An aluminum (with Young's modulus 7 x 10^10 Pa) rail is 88.0 m long and has cross-sectional area 0.00050 m^2. The rail is fixed at one end and a 4000 N force is applied at the other end. By how much does the bar stretch?
To determine the amount by which an aluminum rail stretches when a force is applied, we can use Hooke's Law, which states that the amount of stretch or compression of a material is directly proportional to the force applied.
Hooke's Law is expressed as:
F = k * ΔL
Where:
F - Force applied (in Newtons)
k - Spring constant or the modulus of elasticity (Young's modulus)
ΔL - Change in length
Given data:
Young's modulus (k) = 7 x 10^10 Pa (Pascals)

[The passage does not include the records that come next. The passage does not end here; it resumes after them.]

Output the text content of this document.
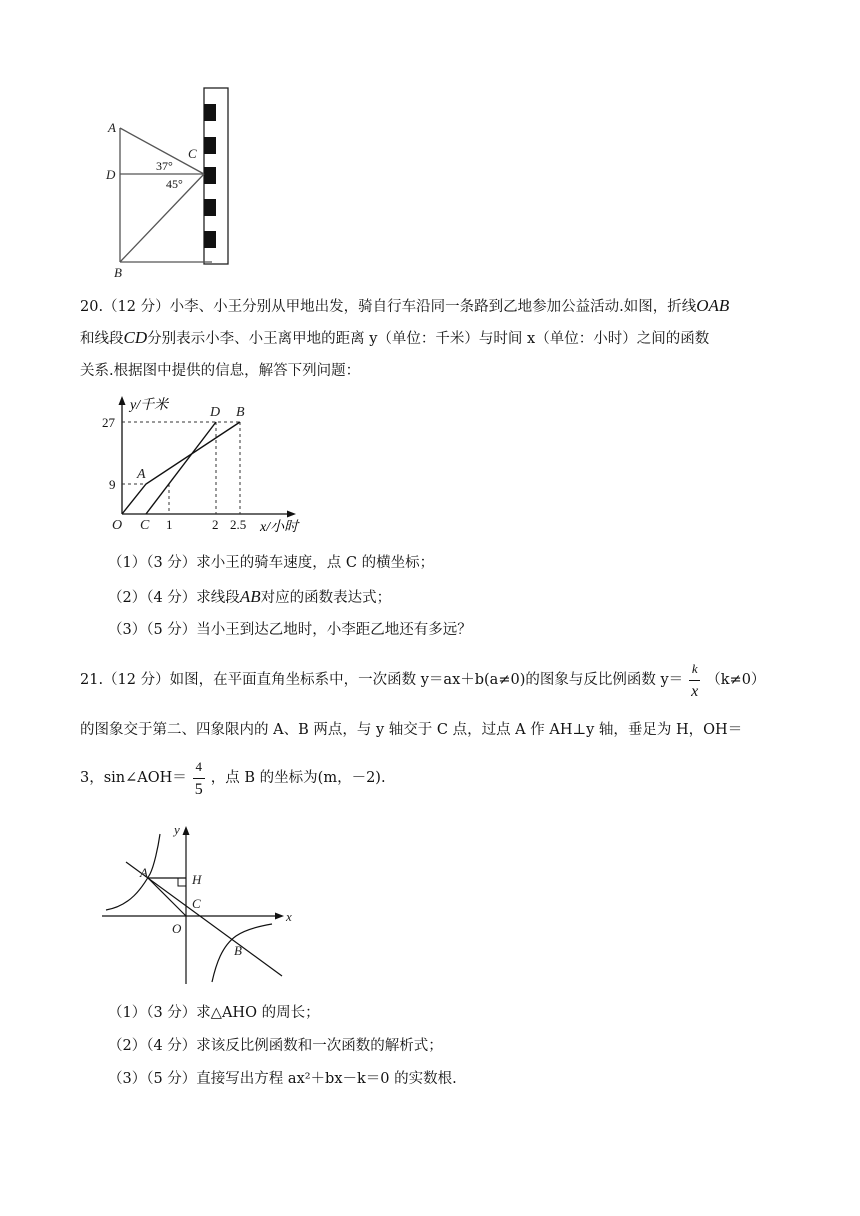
A
D
B
C
37°
45°
20.（12 分）小李、小王分别从甲地出发，骑自行车沿同一条路到乙地参加公益活动.如图，折线OAB
和线段CD分别表示小李、小王离甲地的距离 y（单位：千米）与时间 x（单位：小时）之间的函数
关系.根据图中提供的信息，解答下列问题：
y/千米
x/小时
27
9
O C 1	2 2.5
A
D B
（1）（3 分）求小王的骑车速度，点 C 的横坐标；
（2）（4 分）求线段AB对应的函数表达式；
（3）（5 分）当小王到达乙地时，小李距乙地还有多远？
21.（12 分）如图，在平面直角坐标系中，一次函数 y＝ax＋b(a≠0)的图象与反比例函数 $y= \frac{k}{x} (k\ne 0)$
的图象交于第二、四象限内的 A、B 两点，与 y 轴交于 C 点，过点 A 作 AH⊥y 轴，垂足为 H，OH＝
3，sin∠AOH＝ $\frac{4}{5}$ ，点 B 的坐标为(m，－2).
y
x
A	H
C
O
B
（1）（3 分）求△AHO 的周长；
（2）（4 分）求该反比例函数和一次函数的解析式；
（3）（5 分）直接写出方程 ax²＋bx－k＝0 的实数根.
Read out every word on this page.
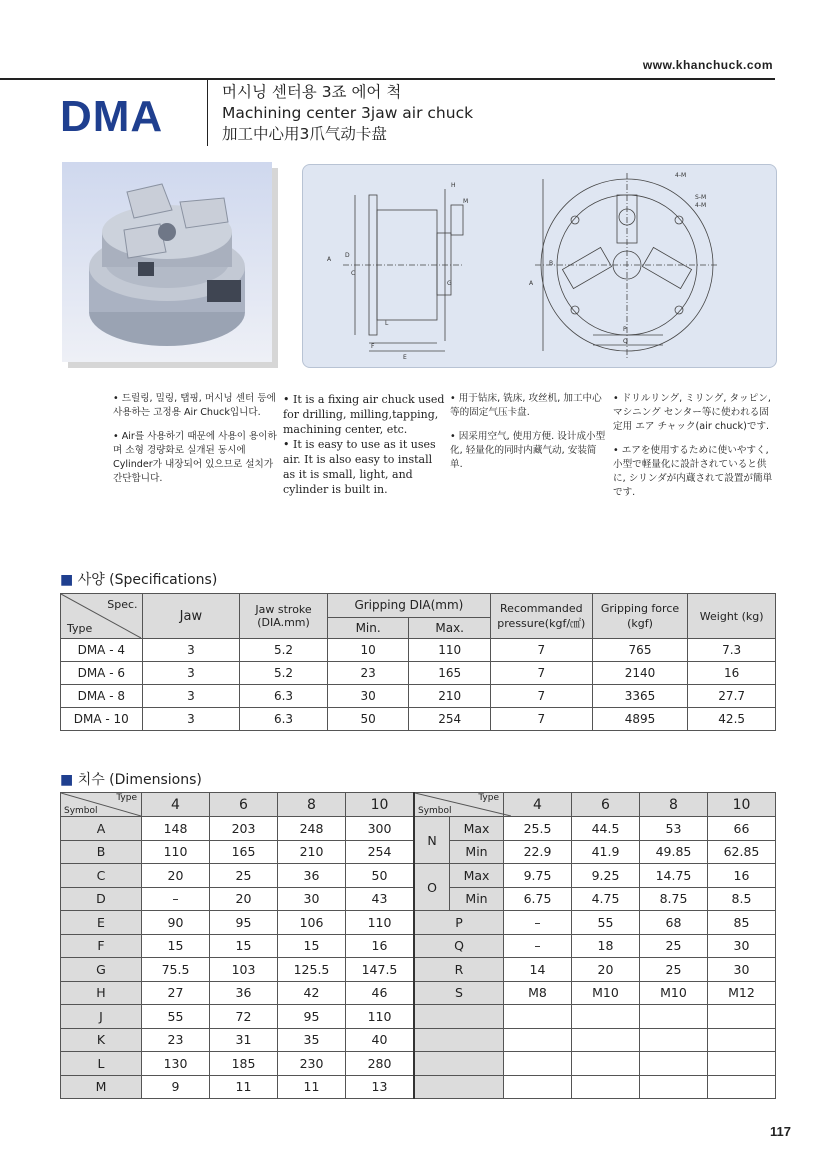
www.khanchuck.com
DMA	머시닝 센터용 3죠 에어 척
Machining center 3jaw air chuck
加工中心用3爪气动卡盘
H
M
G
D
C
A
F
E
L
4-M
S-M
4-M
A
B
P
Q

• 드릴링, 밀링, 탭핑, 머시닝 센터 등에 사용하는 고정용 Air Chuck입니다.

• Air를 사용하기 때문에 사용이 용이하며 소형 경량화로 실개된 동시에 Cylinder가 내장되어 있으므로 설치가 간단합니다.

• It is a fixing air chuck used for drilling, milling,tapping, machining center, etc.

• It is easy to use as it uses air. It is also easy to install as it is small, light, and cylinder is built in.

• 用于钻床, 铣床, 攻丝机, 加工中心等的固定气压卡盘.

• 因采用空气, 使用方便. 设计成小型化, 轻量化的同时内藏气动, 安装简单.

• ドリルリング, ミリング, タッピン, マシニング センター等に使われる固定用 エア チャック(air chuck)です.

• エアを使用するために使いやすく, 小型で軽量化に設計されていると供に, シリンダが内蔵されて設置が簡単です.

■ 사양 (Specifications)
Spec.
Type	Jaw	Jaw stroke (DIA.mm)	Gripping DIA(mm)		Recommanded pressure(kgf/㎠)	Gripping force (kgf)	Weight (kg)
			Min.	Max.			
DMA - 4	3	5.2	10	110	7	765	7.3
DMA - 6	3	5.2	23	165	7	2140	16
DMA - 8	3	6.3	30	210	7	3365	27.7
DMA - 10	3	6.3	50	254	7	4895	42.5
■ 치수 (Dimensions)
Type
Symbol	4	6	8	10	Type
Symbol		4	6	8	10
A	148	203	248	300	N	Max	25.5	44.5	53	66
B	110	165	210	254		Min	22.9	41.9	49.85	62.85
C	20	25	36	50	O	Max	9.75	9.25	14.75	16
D	–	20	30	43		Min	6.75	4.75	8.75	8.5
E	90	95	106	110	P		–	55	68	85
F	15	15	15	16	Q		–	18	25	30
G	75.5	103	125.5	147.5	R		14	20	25	30
H	27	36	42	46	S		M8	M10	M10	M12
J	55	72	95	110						
K	23	31	35	40						
L	130	185	230	280						
M	9	11	11	13						
117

Length of the rail (L) = 88.0 m
Cross-sectional area (A) = 0.00050 m^2
Force applied (F) = 4000 N
First, let's find the stress on the rail:
Stress (σ) = Force / Area
σ = F / A
= 4000 N / 0.00050 m^2
= 8 x 10^6 Pa
Now, we can use Hooke's Law to find the change in length (ΔL):
ΔL = F / k
ΔL = 4000 N / 7 x 10^10 Pa
(Note: The unit of the Young's modulus is Pa)
Calculating the result:
ΔL = 5.7 x 10^-5 m
Therefore, the aluminum rail stretches by approximately 5.7 x 10^-5 meters (or 0.057 mm) when a 4000 N force is applied.